Cameras, Front and Rear
We've come to expect a rear-facing main camera and camcorder on cell phones and the myTouch 4G has a 5 megapixel camera with autofocus lens and LED flash. In addition, there's a front-facing VGA camera for video chatting and Qik software is pre-loaded to make use of it. Unfortunately, that service won't be ready until the myTouch 4G is released, so we couldn't test it.
The main camera takes pretty sharp shots, and though we've historically complained about HTC's cameras, this is one of their best efforts. Features include continuous autofocus (though it's not lighting fast), effects, ISO, geo-tagging, face detection, widescreen mode (slightly reduces resolution since it trims the top and bottom) and custom image adjustments. The camera can shoot video at 720p with decent color saturation and a near 30fps (29) frame rate. It's not as good as iPhone 4 video, but it's some of the best video we've seen from an HTC phone.
Battery Life, GPS
The myTouch 4G has better battery life than Samsung Vibrant (that's not hard), but not quite as long-lived as the T-Mobile G2 which has a 100mAh lower capacity battery but a lower-clocked CPU that counters battery drain. We had no trouble making it through the day with moderate use, but did have to plug in each night by 11pm (8pm with heavy use).
Location services work well on the myTouch 4G, and the phone works with Google Maps, Navigation, Places and other location-based services. Google Navigation provides spoken turn-by-turn directions for free, and TeleNav is currently absent from the phone. The compass worked well in our tests, just as it did with the HTC G2-- it's quite handy for walking directions.
If you're a myTouch 3G owner, the myTouch 4G is a big step up, and we have a feeling you'll love HTC's latest Android slab phone on T-Mobile. Clearly the phone targets those who don't want a hardware keyboard-- there's the T-Mobile G2 for you folks.

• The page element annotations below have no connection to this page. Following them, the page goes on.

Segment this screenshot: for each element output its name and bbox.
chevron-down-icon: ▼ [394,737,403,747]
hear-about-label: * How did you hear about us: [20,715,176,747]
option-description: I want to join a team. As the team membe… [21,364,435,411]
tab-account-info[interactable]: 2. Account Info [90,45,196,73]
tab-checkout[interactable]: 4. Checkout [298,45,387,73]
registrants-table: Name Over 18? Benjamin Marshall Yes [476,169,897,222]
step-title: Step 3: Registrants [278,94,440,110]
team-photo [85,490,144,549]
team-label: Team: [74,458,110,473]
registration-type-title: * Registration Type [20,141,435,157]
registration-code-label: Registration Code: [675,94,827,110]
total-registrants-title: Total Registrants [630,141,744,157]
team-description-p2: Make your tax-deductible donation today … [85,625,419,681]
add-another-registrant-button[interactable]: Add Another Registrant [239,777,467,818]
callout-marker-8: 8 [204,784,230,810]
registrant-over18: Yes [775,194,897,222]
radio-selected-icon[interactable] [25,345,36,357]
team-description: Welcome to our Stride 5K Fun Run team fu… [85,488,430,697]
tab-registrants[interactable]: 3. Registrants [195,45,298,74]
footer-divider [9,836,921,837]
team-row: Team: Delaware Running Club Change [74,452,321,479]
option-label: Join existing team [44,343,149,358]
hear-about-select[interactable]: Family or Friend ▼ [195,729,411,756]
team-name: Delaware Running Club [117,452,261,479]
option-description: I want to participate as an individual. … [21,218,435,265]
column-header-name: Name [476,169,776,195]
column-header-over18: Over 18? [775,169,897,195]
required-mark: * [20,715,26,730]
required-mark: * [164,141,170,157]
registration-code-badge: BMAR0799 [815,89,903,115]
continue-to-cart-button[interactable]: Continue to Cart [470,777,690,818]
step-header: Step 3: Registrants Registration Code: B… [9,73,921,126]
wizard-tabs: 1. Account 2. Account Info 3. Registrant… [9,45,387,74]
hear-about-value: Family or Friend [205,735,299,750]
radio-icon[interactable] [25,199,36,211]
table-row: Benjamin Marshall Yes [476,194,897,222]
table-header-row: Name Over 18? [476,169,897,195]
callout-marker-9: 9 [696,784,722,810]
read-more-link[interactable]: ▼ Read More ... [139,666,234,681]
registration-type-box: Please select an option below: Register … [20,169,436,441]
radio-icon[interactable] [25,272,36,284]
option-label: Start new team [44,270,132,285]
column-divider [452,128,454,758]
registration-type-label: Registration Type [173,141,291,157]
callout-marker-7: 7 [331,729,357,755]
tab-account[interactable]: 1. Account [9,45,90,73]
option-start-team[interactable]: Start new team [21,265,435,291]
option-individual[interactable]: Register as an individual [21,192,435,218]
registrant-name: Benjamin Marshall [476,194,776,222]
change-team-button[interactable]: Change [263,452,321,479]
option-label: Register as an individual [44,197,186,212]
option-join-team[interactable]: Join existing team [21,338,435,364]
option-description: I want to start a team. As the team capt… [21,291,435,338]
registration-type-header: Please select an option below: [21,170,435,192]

The myTouch 4G clearly has more of a consumer and multimedia-oriented set of features than the G2 with T-Mobile TV, a custom music player that also handles Slacker and FM radio and several bundled trial games with good graphics. 4G HSPA+ speeds are very good and the myTouch 4G downloads apps from the Android Market much more quickly than the myTouch3G. And for those of you who need mobile 4G for your iPad or notebook, the myTouch 4G's WiFi hotspot feature makes it brain-dead easy. That service will cost you $15 extra a month, and you'll need to be in one of the 75 metro regions currently covered by T-Mobile HSPA+. That said, even their 3G network pumps data more quickly than does AT&T in many regions. We give the myTouch 4G a big thumbs up, though we wish the display were as sharp as the G2's and as vibrant as the Vibrant's.
Phone:GSM quad band with 3G/4G HSDPA and HSPA+ on T-Mobile's 1700/2100MHz bands. Supports WiFi calling.

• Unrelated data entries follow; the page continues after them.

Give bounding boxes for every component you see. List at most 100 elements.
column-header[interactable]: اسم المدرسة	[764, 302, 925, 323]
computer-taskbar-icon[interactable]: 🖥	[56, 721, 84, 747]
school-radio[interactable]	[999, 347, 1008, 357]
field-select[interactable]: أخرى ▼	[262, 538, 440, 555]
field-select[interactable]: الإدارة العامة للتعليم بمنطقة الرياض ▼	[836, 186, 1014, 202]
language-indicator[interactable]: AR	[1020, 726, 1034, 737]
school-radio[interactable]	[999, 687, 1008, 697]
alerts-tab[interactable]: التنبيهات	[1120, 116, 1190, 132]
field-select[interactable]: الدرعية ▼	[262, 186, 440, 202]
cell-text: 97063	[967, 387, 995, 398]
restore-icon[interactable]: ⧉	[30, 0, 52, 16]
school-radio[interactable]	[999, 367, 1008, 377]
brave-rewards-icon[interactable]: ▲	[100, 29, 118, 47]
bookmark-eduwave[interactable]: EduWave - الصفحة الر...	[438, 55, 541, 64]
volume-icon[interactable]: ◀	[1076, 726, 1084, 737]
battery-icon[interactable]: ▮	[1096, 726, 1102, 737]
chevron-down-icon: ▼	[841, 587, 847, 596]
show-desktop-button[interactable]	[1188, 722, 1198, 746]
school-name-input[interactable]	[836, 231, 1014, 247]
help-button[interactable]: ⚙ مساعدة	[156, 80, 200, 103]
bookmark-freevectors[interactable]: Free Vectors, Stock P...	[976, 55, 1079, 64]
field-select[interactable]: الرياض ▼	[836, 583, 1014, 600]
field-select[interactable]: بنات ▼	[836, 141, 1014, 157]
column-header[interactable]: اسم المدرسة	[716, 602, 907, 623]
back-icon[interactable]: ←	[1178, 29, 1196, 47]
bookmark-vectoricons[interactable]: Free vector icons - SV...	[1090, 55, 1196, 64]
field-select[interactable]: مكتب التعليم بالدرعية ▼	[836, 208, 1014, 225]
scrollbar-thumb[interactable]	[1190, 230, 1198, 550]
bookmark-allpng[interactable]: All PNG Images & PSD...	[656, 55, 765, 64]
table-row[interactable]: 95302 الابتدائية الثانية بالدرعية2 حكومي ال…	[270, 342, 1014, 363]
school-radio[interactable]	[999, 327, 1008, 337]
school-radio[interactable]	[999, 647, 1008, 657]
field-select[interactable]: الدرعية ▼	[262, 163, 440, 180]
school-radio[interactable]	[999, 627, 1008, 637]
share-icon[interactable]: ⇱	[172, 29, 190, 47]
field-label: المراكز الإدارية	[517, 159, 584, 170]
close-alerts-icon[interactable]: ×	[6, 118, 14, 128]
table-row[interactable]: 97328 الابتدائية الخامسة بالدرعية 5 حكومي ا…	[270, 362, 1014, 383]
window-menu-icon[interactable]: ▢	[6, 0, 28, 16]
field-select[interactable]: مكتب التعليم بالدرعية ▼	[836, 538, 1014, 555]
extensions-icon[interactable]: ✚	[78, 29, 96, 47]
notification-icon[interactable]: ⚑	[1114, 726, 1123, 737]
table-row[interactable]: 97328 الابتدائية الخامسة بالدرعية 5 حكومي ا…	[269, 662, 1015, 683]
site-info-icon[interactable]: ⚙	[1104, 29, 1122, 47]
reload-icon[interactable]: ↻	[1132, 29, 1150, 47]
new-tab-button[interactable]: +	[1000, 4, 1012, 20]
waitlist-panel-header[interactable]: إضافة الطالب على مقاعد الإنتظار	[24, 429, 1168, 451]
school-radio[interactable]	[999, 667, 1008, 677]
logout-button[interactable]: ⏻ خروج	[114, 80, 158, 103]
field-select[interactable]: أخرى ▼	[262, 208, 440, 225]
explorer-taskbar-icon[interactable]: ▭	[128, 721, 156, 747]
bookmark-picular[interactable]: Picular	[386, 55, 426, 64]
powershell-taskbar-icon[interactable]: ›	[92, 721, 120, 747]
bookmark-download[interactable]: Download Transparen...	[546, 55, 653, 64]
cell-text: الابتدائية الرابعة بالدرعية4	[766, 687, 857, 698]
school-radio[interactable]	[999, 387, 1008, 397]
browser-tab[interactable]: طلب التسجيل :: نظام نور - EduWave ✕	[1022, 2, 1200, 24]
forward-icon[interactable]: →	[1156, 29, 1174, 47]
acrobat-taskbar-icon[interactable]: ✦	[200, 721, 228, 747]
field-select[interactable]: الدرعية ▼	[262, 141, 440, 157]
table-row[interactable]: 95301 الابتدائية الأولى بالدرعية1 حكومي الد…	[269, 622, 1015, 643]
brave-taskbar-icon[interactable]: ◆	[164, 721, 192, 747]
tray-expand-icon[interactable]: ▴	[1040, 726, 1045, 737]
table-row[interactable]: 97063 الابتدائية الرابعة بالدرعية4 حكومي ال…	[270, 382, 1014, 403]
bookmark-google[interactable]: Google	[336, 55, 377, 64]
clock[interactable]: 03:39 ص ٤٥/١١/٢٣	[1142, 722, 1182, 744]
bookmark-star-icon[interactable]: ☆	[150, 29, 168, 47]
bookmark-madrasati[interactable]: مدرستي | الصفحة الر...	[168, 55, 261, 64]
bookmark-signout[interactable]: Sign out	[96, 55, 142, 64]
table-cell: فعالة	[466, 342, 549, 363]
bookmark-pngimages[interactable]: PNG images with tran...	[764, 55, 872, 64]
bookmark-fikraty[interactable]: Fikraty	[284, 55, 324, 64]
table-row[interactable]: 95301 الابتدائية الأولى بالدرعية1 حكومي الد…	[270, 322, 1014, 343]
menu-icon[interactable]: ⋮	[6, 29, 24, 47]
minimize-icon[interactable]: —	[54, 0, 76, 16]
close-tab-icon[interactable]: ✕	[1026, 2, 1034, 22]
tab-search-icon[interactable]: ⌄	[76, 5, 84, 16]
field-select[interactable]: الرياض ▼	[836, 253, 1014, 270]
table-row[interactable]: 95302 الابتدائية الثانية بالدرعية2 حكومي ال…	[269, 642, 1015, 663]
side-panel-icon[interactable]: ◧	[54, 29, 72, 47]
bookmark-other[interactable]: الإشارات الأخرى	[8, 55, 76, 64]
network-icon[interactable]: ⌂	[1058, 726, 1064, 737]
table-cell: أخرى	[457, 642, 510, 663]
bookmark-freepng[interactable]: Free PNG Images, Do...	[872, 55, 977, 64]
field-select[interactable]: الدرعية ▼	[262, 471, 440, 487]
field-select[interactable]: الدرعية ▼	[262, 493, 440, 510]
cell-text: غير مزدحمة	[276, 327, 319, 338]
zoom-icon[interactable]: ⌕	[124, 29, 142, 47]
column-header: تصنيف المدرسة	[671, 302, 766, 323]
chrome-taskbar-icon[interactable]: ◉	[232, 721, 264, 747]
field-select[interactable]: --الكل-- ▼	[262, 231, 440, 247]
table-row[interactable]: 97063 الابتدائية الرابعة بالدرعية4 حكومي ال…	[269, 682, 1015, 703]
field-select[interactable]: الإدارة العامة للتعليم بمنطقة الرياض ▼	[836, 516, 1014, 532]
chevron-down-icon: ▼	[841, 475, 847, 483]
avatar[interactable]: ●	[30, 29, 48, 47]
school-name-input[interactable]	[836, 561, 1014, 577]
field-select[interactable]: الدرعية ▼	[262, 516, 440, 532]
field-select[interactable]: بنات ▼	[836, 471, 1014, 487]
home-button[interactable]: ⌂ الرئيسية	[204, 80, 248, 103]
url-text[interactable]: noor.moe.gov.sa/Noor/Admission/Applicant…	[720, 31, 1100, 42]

Camera: 5 MP main camera with autofocus and LED flash (can shoot 720p video). Front-facing video chat camera that works with Qik.
in speaker, mic and 3.5mm standard stereo headphone
jack. Comes with Nuance Dragon Dictation software for voice commands (activated via the Genius button).

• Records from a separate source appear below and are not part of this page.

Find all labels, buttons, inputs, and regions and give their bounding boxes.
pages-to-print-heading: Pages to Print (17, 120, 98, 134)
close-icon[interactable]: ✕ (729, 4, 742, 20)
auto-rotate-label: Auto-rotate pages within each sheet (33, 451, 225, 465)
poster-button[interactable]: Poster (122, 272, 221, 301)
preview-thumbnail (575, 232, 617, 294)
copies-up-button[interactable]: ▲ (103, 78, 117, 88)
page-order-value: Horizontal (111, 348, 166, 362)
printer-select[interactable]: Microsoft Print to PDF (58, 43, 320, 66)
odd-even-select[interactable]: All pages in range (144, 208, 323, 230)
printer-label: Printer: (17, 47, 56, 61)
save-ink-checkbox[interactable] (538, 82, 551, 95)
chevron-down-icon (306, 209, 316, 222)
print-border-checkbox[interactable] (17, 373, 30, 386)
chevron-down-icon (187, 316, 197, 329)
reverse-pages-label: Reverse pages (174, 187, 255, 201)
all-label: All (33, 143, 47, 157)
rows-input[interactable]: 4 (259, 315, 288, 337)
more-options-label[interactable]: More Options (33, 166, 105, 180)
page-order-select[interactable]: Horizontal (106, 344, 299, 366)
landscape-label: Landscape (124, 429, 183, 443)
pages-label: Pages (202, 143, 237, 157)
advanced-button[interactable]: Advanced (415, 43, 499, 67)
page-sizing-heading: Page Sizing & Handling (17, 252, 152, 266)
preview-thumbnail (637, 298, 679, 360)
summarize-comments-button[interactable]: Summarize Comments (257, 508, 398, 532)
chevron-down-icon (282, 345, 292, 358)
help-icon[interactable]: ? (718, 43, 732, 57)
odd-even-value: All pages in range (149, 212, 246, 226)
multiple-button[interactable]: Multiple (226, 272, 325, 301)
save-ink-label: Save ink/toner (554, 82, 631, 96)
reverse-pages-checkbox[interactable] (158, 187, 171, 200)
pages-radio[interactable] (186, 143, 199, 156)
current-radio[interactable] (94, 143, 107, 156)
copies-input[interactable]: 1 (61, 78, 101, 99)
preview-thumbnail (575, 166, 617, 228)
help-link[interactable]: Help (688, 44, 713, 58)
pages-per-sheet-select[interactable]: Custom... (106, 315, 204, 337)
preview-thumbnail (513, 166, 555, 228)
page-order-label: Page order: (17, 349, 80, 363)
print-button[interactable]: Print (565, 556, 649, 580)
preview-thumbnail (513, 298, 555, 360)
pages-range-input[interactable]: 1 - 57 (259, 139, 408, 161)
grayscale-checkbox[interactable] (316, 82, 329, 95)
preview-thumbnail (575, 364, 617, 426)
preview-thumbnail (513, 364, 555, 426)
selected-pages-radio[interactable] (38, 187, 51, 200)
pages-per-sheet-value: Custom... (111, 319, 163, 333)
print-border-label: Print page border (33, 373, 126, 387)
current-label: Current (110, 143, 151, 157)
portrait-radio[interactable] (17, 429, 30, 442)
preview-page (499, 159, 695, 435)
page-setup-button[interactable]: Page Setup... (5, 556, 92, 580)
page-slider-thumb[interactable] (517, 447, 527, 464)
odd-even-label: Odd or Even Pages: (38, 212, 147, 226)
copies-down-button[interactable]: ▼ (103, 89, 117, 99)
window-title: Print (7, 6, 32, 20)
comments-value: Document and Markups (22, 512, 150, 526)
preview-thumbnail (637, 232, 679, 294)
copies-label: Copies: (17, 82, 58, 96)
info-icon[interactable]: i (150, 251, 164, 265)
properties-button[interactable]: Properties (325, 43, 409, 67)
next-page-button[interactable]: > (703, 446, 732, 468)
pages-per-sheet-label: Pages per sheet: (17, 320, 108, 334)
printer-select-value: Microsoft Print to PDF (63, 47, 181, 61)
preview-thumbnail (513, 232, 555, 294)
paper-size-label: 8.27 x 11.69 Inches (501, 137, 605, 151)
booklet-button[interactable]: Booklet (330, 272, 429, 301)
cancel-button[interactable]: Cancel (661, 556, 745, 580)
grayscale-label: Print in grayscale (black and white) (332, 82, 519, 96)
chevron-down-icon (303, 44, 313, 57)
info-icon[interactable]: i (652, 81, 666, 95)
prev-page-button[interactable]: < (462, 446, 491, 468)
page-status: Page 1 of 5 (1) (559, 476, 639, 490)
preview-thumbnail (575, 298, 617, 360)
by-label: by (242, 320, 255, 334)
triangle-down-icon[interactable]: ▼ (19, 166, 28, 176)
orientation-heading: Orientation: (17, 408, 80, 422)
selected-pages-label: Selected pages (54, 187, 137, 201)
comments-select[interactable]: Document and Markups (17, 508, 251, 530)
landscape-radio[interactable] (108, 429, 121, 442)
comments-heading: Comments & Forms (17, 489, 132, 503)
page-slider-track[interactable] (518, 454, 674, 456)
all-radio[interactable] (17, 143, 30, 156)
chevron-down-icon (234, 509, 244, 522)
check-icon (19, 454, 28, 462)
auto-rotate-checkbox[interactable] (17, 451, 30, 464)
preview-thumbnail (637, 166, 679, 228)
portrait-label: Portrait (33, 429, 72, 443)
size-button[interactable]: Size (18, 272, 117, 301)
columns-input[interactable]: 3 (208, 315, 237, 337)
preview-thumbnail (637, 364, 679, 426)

WiFi 802.11b/g/n and Bluetooth. Supports WiFi calling and mobile Hotspot feature.
Software:Android OS 2.2 Froyo with HTC MySense software. Standard suite of Google apps including Google Maps and Navigation, Gmail, YouTube Player, Gtalk, Google Search and Gallery. T-Mobile software: bundled trial games include Asphalt 5 3D racing game, Rock Band and Monopoly. T-Mobile TV (powered by MobiTV), WiFi Calling, WiFi Hotspot and T-Mobile account manager. MySense software includes a bar code scanner, Media Room (media player that houses music, video, FM radio and Slacker), Car Dock, Flashlight, myModes, Desk Clock, FriendStream social networking software and contacts integration with social networks. 3rd party software: Adobe Flash Player 10.1, QuickOffice (view and create MS Word and Excel compatible files), PDF viewer and Yahoo Messenger.